Le Père Christophe Marichelle,
décédé à Loango, le 19 juillet 1929,
à l’âge de 60 ans.


Christophe Marichelle naquit à Beaurevoir, diocèse de Soissons, le 25 juillet 1869. Il devint orphelin dès l’âge d’un an et se trouva remis aux soins de l’abbé Marlier, son oncle maternel. Il fit ses premières études à Laon, puis au petit séminaire de Notre-Dame de Liesse ; dans cette maison, il rencontra un jeune professeur qui y enseigna de la rentrée d’octobre 1883 au commencement de 1885, l’abbé Jean-Baptiste Hivet, et qui entrera au noviciat de Chevilly en octobre 1886 : il exerça la plus profonde attraction sur le jeune élève. Christophe Marichelle, à dix sept ans, prit la résolution de suivre l’exemple de l’abbé Hivet.

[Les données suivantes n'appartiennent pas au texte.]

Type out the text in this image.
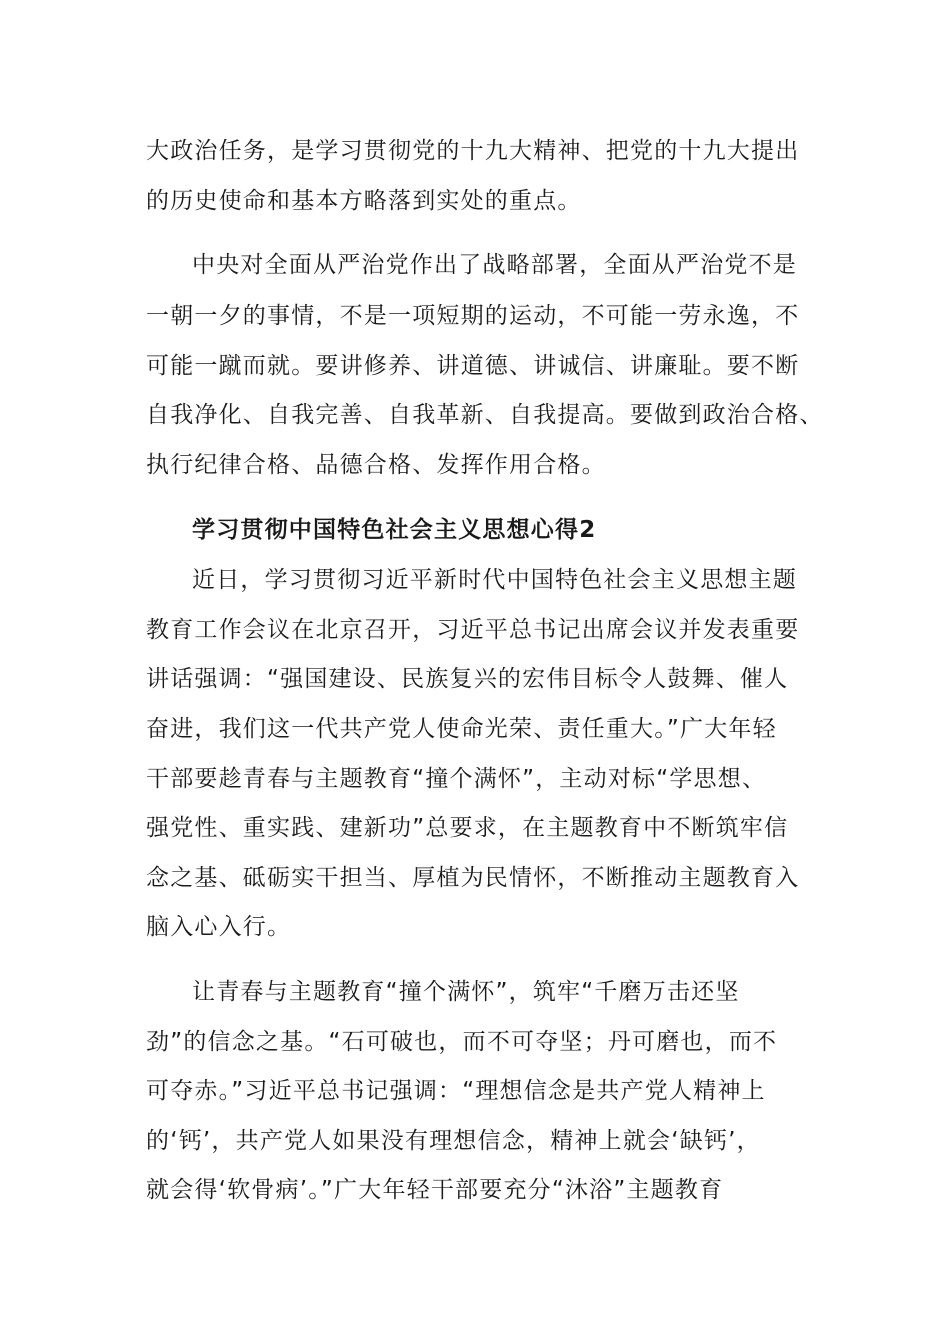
大政治任务，是学习贯彻党的十九大精神、把党的十九大提出
的历史使命和基本方略落到实处的重点。
中央对全面从严治党作出了战略部署，全面从严治党不是
一朝一夕的事情，不是一项短期的运动，不可能一劳永逸，不
可能一蹴而就。要讲修养、讲道德、讲诚信、讲廉耻。要不断
自我净化、自我完善、自我革新、自我提高。要做到政治合格、
执行纪律合格、品德合格、发挥作用合格。
学习贯彻中国特色社会主义思想心得2
近日，学习贯彻习近平新时代中国特色社会主义思想主题
教育工作会议在北京召开，习近平总书记出席会议并发表重要
讲话强调：“强国建设、民族复兴的宏伟目标令人鼓舞、催人
奋进，我们这一代共产党人使命光荣、责任重大。”广大年轻
干部要趁青春与主题教育“撞个满怀”，主动对标“学思想、
强党性、重实践、建新功”总要求，在主题教育中不断筑牢信
念之基、砥砺实干担当、厚植为民情怀，不断推动主题教育入
脑入心入行。
让青春与主题教育“撞个满怀”，筑牢“千磨万击还坚
劲”的信念之基。“石可破也，而不可夺坚；丹可磨也，而不
可夺赤。”习近平总书记强调：“理想信念是共产党人精神上
的‘钙’，共产党人如果没有理想信念，精神上就会‘缺钙’，
就会得‘软骨病’。”广大年轻干部要充分“沐浴”主题教育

La loi militaire de 1889 dérangea ses plans. L’abbé Marichelle fut appelé au service, qu’il fit au 45e de Ligne. Pendant son séjour à la caserne, le P. Hivet, parti en 1887 pour Loango, y mourait le 4 novembre 1890, avec la réputation d’un saint missionnaire. L’abbé Marichelle se promit plus fortement que jamais de tenir la place du défunt.

Après des études supérieures de théologie à Saint-Sulpice il subit avec succès les épreuves de la licence en droit canonique. Quand il eut, à vingt-deux ans, achevé ses cours, il résolut d’exécuter son dessein d’être missionnaire et fut admis le 24 novembre 1892 au noviciat d’Orly. Le 24 mars 1894, il fit profession et se disposa à se rendre en mission.

Les liens d’amitié qu’il avait contractés avec le P. Hivet, les relations qu’il avait déjà entretenues avec Mgr Carrie, au souvenir de son ami, le désignaient pour Loango. Il y arriva en mai 1894, et fut reçu à bras ouverts, car on avait besoin de monde.

L’œuvre des enfants lui fut confiée. Trois ans plus tard, quand il eut donné sa mesure, Mgr Carrie énumérait les qualités de son nouveau missionnaire : « Franchise, gaîté, zèle. » et il ajoutait : « Intelligent, débrouillard. »

Le P. Marichelle avait de beaux projets : multiplier les écoles, former des maîtres. « J’ai fondé sept écoles, non loin de la côte, écrivait-il en 1898 : sur ces sept, quatre sont encore inexistantes et en très bonne voie, je crois. En outre, j’ai avec moi un jeune homme qui est mon domestique pour les voyages, qui est bien instruit et que je forme au ministère des écoles. Avant un an, il sera installé dans un beau centre de population. »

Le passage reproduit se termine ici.